The most classically minded of America's young filmmakers, and the most prodigious, Anderson draws on John Huston and Elia Kazan, Fred Zinnemann's "From Here to Eternity" and George Stevens' "A Place in the Sun." Even more than in "There Will Be Blood," "The Master" demonstrates a remarkable lucidity and assurance.
Who knows? It may prove to be one of the last movies ever shot and shown on 70mm, but Anderson doesn't go in for epic vistas or the proverbial cast of thousands. The camerawork is artfully composed -- each frame designed with intelligence and care -- but also fluid and self-effacing. It's a long movie, but one that feels cut to the bone.
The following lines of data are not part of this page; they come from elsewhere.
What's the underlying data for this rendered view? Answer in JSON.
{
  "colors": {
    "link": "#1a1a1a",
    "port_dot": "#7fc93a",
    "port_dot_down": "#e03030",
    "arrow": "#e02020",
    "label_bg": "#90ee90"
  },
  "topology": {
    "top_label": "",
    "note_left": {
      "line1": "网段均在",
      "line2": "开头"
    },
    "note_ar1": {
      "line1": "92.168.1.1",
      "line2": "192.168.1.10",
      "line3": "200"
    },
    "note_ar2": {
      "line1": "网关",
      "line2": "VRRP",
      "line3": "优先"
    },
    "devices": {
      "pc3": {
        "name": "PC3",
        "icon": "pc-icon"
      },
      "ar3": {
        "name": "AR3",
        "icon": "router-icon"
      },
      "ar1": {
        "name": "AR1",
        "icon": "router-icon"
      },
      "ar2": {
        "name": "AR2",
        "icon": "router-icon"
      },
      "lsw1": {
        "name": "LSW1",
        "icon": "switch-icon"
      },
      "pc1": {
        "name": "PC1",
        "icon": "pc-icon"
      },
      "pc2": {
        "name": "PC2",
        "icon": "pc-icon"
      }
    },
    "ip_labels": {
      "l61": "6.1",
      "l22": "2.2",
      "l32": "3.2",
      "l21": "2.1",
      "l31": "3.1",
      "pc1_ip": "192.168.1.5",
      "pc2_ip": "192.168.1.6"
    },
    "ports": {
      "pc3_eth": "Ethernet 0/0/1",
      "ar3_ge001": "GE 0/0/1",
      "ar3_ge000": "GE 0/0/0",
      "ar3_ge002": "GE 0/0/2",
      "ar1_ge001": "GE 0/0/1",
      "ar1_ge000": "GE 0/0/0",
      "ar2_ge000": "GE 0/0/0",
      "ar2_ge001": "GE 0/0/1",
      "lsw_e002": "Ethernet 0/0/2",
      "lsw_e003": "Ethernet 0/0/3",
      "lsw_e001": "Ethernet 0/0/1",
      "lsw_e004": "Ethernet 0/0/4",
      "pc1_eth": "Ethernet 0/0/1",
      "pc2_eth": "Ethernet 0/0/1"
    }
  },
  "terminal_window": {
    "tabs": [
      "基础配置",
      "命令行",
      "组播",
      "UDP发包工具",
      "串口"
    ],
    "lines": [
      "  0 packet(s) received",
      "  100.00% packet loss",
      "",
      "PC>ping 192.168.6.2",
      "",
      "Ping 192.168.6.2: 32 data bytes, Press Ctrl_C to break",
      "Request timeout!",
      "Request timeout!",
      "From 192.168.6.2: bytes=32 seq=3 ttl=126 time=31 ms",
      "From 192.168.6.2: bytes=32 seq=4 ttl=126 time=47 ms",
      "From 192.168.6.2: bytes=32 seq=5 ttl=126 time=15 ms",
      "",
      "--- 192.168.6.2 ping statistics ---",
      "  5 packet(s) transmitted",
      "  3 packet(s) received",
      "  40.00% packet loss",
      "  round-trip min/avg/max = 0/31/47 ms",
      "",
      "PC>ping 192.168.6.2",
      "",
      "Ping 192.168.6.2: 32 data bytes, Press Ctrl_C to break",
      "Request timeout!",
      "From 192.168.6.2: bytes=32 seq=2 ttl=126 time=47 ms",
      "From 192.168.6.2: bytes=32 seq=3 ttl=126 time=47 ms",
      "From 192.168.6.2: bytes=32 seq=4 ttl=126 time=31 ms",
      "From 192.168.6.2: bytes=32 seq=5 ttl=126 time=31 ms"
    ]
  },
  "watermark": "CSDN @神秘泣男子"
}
Anderson makes his points so succinctly, and with such subtlety, not a few viewers at the Toronto International Film Festival admitted they felt it would require a second viewing to catch up with it.
Fans of this director -- who has previously gone in for more flamboyant gestures -- may even feel a little disappointed. There's nothing quite so grandstanding as Daniel Day Lewis's infamous milkshake scene, no oil rigs bursting into flame and frogs don't fall from the sky.
But still, this film examines a not dissimilar dynamic to the "There Will Be Blood" love-hate between the priest and the killer, and imbues it with greater sensitivity and depth. Where Day Lewis's Daniel Plainview thirsted for black gold, Freddie Quell has a far different and more reasonable hunger: for love, and peace, just enough to get through this world straight.
Far and away the best American movie unveiled at TIFF, "The Master" also has Weinstein muscle in its marketing. It's still five months to Oscar night, but it will be a surprise if this doesn't earn nominations across the board, with Phoenix a front-runner for best actor and Hoffman just a step behind him.
In the end it may not have the emotional uplift the Academy or a popular mainstream audience craves, but make no mistake, this is an enthralling drama about a peculiarly American restlessness, and the striving for insight and grace.